Medical Director and Hospice Deputy CEO, Dr Sharon Chadwick has been instrumental in Michelle’s specialist care. “Michelle is simply extraordinary. Throughout her illness despite escalating levels of pain due to the tumour behind her knee she has been cheerful and determined and faced the challenges that come alongside severe physical symptoms and having long courses of chemotherapy and radiotherapy with determination and resilience. When despite all our best efforts including a nerve block from our visiting anaesthetist Dr Paul Hart the pain became intolerable, we found ourselves in the position where amputation of the affected leg was the best option for giving Michelle the quality of life she deserves.”

“After the initial shock and having talked it through, Michelle gave me permission to make the referral for the amputation - the first time I have taken this step in my 17 years as a palliative care doctor.
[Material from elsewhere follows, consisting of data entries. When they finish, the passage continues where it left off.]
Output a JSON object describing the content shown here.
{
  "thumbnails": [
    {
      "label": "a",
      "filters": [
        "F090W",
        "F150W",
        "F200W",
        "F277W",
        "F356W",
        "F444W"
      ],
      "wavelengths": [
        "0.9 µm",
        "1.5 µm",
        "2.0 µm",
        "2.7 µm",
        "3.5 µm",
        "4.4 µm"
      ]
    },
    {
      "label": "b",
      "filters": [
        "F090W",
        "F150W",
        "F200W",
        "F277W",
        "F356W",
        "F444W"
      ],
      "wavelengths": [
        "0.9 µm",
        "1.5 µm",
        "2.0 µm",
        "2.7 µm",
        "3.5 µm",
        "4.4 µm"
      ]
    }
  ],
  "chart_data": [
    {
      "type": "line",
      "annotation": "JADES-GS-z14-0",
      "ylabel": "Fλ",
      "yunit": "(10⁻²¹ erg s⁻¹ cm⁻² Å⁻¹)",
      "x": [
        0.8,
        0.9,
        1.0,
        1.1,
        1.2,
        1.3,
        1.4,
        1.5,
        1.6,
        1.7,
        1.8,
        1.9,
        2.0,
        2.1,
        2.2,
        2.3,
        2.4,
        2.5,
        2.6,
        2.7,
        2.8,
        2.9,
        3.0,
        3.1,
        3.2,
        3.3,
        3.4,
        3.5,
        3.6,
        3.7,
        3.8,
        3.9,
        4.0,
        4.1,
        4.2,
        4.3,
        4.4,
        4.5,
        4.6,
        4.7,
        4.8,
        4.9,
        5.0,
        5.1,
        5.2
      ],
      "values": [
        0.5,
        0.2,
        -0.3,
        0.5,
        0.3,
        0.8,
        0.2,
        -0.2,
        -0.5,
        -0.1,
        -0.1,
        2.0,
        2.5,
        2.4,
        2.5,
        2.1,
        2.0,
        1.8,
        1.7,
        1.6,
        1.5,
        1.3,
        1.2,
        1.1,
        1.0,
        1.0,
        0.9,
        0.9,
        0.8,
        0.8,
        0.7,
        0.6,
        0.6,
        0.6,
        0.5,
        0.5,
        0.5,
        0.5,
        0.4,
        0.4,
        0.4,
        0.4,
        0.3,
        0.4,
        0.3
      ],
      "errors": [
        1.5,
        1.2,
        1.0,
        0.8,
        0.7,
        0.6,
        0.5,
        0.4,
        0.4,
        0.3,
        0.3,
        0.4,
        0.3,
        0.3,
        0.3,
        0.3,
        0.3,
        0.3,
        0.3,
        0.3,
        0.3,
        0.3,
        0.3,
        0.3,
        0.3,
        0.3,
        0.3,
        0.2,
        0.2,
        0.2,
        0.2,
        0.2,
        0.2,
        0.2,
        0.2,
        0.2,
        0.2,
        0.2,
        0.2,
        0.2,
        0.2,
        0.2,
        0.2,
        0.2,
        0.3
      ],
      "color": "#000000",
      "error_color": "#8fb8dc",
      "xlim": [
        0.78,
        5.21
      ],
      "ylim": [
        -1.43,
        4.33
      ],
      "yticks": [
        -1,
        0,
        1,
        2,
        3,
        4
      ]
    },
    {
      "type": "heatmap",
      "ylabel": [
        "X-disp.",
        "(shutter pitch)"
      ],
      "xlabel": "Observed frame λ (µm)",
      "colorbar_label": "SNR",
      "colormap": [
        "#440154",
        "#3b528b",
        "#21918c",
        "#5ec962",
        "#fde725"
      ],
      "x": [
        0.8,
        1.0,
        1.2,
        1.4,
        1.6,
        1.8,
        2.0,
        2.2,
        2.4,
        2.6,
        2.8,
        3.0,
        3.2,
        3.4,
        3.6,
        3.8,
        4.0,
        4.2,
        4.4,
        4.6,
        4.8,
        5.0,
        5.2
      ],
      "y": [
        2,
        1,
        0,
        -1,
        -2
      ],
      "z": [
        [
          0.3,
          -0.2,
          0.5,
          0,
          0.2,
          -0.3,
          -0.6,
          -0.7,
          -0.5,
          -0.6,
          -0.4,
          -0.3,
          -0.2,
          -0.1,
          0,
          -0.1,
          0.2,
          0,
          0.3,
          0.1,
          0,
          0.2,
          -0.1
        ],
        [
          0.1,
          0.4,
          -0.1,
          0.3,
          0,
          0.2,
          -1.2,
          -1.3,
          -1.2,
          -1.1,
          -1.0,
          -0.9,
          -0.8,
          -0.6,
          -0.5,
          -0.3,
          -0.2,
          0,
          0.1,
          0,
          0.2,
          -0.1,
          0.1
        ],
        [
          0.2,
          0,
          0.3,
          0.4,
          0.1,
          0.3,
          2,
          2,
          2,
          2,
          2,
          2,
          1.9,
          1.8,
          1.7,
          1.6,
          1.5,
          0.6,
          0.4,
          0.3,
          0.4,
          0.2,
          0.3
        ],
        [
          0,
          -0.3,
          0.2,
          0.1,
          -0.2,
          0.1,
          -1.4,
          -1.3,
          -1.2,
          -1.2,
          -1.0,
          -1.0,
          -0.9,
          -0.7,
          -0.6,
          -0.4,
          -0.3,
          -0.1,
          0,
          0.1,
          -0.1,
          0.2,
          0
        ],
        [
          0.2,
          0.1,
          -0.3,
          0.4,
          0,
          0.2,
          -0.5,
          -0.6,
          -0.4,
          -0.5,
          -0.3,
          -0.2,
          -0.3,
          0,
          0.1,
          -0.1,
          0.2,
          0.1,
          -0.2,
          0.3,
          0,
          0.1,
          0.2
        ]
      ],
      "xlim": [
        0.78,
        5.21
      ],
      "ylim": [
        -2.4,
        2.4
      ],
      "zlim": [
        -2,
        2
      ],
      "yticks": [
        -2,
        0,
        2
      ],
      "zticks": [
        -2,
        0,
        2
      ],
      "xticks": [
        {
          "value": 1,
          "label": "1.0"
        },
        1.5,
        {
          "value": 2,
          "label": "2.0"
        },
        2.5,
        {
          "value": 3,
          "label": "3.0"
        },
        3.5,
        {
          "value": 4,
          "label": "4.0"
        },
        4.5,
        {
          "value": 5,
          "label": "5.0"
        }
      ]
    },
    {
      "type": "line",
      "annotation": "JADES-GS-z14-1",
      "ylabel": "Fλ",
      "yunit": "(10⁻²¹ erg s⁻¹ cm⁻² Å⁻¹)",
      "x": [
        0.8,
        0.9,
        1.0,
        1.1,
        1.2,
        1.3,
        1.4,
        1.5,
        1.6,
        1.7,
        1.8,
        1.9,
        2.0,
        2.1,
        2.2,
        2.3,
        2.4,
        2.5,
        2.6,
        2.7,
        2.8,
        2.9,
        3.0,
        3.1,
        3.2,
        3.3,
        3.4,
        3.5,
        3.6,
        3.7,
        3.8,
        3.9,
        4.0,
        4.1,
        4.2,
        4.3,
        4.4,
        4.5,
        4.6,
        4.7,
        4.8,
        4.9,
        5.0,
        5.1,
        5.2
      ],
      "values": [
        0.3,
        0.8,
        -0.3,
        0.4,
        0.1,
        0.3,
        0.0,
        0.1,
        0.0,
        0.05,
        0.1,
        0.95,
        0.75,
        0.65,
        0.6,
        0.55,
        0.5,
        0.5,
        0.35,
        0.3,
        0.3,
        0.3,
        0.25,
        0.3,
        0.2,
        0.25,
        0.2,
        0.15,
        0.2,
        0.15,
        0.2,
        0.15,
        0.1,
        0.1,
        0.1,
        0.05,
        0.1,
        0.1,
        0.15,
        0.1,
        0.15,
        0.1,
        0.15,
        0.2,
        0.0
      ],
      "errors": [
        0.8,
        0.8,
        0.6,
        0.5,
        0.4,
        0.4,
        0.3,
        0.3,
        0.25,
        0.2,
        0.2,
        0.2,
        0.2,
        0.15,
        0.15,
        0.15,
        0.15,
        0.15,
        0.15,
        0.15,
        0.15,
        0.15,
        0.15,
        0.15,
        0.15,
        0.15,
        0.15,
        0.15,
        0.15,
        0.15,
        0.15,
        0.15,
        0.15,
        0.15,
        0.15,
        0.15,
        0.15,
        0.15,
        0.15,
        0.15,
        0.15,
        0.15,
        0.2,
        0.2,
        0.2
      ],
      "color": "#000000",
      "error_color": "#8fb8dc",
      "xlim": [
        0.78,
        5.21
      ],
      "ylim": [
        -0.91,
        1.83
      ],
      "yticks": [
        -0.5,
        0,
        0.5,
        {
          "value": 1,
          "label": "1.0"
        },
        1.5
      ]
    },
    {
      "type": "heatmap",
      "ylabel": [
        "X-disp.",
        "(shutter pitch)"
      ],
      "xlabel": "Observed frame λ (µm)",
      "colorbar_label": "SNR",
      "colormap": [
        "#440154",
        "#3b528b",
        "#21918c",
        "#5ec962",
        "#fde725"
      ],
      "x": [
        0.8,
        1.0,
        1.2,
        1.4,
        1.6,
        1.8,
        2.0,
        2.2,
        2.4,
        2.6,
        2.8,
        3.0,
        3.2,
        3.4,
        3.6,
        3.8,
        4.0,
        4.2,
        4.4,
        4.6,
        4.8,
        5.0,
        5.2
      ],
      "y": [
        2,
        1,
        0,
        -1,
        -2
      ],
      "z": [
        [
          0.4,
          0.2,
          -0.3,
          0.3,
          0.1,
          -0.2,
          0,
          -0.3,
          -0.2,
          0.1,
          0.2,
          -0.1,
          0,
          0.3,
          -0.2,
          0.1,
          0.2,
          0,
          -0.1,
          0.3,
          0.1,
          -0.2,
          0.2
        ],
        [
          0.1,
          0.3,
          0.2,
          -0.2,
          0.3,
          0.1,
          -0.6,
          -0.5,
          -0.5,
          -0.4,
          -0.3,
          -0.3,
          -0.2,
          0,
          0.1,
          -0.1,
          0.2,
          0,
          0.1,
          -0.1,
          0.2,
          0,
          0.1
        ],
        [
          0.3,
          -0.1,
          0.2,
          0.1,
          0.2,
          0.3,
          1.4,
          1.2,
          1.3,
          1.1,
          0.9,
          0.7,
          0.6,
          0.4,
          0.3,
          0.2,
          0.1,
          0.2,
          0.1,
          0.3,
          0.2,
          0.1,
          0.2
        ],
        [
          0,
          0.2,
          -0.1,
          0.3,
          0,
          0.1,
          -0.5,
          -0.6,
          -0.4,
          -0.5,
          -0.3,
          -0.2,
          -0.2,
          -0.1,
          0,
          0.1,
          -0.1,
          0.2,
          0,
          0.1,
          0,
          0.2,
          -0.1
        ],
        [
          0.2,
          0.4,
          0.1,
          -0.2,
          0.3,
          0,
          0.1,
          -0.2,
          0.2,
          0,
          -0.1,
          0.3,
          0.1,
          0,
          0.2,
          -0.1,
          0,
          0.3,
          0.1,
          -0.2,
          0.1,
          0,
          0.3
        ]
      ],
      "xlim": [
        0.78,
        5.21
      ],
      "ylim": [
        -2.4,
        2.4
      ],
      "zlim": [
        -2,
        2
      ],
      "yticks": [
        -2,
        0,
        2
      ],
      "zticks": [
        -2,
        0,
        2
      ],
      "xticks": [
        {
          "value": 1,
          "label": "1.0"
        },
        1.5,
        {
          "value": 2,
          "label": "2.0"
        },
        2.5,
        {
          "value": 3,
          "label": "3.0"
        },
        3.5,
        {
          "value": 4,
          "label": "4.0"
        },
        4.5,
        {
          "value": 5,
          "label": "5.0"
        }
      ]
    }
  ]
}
Michelle sailed through the operation and the relief it gave from the unimaginable pain was clear to see even in the first few days after the surgery. Her family said that we had given them Michelle back. She will be going home in the next few days and can look forward to having the quality of life that she has craved whilst continuing under the care of the teams who have worked so hard together to support her through this difficult time.”

“Thank you Michelle for being such an inspiration and for reminding me to be brave as a doctor in supporting what might seem unthinkable decisions in order to achieve the best outcome for those we care for.”

Sadly, since sharing her story, Michelle passed away in autumn 2020 with the support of the Hospice. We are grateful to Michelle’s family for giving permission for her story to continue being shared.